Ellen O’Connor starts a medical internship at Bendigo Health this year after studying medicine through the Monash School of Rural Health. The school provides an opportunity for students to study medicine in regional and rural areas with the aim of encouraging many of them to choose to practise in these areas.

A former students of Shepparton’s Notre Dame College, Ellen can't remember exactly when she decided to become a doctor or why. But now, after five years of studying medicine, she is determined to become a general surgeon and work in a regional area.

Monash graduate, Ellen O'Connor says studying in a regional area offers a great work/life balance

Ellen is one of 30 Monash University School of Rural Health medical students who have secured an internship at Bendigo Health next year.

She grew up on a farm at Dookie, near Shepparton. Her father manages the Dookie Agricultural College farm and her mother is a local midwife. Ellen loved science at secondary school and medicine was a natural extension of that.
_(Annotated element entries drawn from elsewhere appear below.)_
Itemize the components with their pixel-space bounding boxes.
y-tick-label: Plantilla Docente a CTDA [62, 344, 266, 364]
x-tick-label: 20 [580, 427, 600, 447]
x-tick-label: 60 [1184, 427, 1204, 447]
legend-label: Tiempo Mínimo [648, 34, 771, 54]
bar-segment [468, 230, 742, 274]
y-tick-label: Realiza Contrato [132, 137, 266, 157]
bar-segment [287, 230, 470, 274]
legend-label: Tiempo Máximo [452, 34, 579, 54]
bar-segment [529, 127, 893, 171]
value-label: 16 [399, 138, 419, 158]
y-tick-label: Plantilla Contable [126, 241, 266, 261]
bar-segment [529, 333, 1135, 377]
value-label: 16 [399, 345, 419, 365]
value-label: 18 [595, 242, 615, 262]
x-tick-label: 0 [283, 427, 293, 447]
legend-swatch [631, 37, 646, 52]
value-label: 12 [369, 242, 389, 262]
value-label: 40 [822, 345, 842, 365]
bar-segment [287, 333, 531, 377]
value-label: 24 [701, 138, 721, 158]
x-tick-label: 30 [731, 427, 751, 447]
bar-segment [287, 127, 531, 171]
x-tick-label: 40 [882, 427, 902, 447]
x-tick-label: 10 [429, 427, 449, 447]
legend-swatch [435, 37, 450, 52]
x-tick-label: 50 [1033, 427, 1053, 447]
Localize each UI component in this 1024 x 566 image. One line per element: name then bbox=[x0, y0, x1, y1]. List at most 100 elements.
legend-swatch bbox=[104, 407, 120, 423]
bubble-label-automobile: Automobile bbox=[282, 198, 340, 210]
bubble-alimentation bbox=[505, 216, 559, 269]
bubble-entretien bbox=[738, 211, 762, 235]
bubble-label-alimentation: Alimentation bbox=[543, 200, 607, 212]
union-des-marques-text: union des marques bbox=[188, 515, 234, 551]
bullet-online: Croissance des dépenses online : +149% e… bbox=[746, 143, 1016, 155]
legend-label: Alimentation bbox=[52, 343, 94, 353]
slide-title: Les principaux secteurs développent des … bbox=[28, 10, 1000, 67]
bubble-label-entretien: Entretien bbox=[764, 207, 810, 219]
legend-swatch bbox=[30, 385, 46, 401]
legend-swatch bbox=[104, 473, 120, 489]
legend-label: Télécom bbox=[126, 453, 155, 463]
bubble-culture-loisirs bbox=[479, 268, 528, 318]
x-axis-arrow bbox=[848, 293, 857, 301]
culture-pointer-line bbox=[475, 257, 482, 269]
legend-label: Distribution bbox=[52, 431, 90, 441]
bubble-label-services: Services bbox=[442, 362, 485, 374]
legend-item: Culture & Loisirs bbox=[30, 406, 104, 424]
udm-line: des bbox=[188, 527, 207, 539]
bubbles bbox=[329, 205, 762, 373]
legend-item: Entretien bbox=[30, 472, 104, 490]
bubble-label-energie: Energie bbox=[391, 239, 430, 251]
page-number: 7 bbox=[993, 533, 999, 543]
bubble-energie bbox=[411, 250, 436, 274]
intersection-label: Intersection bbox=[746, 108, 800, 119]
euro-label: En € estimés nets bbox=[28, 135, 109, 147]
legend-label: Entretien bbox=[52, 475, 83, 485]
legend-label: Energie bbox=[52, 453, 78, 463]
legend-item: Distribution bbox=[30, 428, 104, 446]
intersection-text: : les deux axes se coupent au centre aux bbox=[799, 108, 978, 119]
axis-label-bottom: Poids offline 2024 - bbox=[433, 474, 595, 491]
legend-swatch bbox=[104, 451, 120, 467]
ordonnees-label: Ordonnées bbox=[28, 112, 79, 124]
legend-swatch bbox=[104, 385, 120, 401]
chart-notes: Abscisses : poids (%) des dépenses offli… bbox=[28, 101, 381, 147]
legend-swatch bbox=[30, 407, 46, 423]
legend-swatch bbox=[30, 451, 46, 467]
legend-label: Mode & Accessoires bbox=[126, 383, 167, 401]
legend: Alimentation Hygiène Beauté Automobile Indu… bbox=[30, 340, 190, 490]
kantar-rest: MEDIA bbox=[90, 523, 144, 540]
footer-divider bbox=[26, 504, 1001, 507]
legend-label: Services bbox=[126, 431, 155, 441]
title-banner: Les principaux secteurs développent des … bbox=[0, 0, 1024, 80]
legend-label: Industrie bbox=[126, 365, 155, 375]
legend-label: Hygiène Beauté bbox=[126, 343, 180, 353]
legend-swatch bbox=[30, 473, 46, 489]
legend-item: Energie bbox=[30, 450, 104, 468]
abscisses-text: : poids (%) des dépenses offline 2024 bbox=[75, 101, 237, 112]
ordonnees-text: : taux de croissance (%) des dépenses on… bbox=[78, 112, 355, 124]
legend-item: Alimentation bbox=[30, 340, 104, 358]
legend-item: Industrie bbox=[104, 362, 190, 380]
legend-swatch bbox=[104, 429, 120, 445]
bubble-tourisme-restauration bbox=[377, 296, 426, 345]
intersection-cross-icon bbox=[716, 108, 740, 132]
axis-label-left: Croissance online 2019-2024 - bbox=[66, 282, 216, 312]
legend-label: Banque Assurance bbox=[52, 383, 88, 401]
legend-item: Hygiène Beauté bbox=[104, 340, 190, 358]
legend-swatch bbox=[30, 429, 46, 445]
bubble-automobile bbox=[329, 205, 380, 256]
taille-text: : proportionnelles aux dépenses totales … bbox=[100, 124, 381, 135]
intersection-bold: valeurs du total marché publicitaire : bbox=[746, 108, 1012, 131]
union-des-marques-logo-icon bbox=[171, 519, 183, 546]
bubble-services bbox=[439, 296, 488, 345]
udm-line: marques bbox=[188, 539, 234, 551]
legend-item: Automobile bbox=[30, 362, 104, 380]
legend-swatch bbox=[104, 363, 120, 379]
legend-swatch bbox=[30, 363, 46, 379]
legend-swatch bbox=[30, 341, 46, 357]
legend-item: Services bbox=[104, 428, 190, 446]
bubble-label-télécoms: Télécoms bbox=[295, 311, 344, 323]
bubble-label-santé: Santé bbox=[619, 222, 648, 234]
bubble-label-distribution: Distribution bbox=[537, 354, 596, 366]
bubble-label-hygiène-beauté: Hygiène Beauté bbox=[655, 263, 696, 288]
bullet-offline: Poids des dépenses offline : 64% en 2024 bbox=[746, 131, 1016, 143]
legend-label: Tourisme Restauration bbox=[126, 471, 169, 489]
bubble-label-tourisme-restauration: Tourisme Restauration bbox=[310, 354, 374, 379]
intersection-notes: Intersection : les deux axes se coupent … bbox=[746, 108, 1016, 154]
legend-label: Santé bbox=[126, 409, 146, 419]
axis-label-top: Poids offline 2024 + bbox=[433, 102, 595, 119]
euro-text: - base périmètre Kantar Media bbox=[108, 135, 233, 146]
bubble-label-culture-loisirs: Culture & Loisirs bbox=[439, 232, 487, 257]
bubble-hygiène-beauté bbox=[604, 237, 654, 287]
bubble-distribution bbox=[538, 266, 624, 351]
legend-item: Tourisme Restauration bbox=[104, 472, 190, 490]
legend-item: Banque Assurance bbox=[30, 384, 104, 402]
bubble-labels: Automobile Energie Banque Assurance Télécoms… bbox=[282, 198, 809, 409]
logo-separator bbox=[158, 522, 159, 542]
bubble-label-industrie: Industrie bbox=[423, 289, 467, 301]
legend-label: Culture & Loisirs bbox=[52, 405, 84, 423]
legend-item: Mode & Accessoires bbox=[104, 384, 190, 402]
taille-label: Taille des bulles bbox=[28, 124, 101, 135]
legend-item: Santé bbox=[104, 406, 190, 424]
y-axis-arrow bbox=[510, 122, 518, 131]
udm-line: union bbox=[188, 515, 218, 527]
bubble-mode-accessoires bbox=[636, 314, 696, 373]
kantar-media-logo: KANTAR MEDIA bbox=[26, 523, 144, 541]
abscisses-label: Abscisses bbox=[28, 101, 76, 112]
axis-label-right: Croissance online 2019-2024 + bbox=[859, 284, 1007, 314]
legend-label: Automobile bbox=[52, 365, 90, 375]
"I had studied my first two years at Monash in Clayton when I found out about the School of Rural Health," Ellen said. "I jumped at the chance to study medicine in a rural area. It ticked all the boxes for me."

Ellen completed her third year at the SRH Bendigo, her fourth year at Mildura and Castlemaine, returning to Bendigo for two final year rotations - the first in general surgery and the second in emergency, both at Bendigo Health.

"It was after that first rotation in general surgery that I knew what I wanted to specialise in," Ellen said. "That opportunity cemented my decision."

Ellen believes studying in a regional area enhances a work-life balance.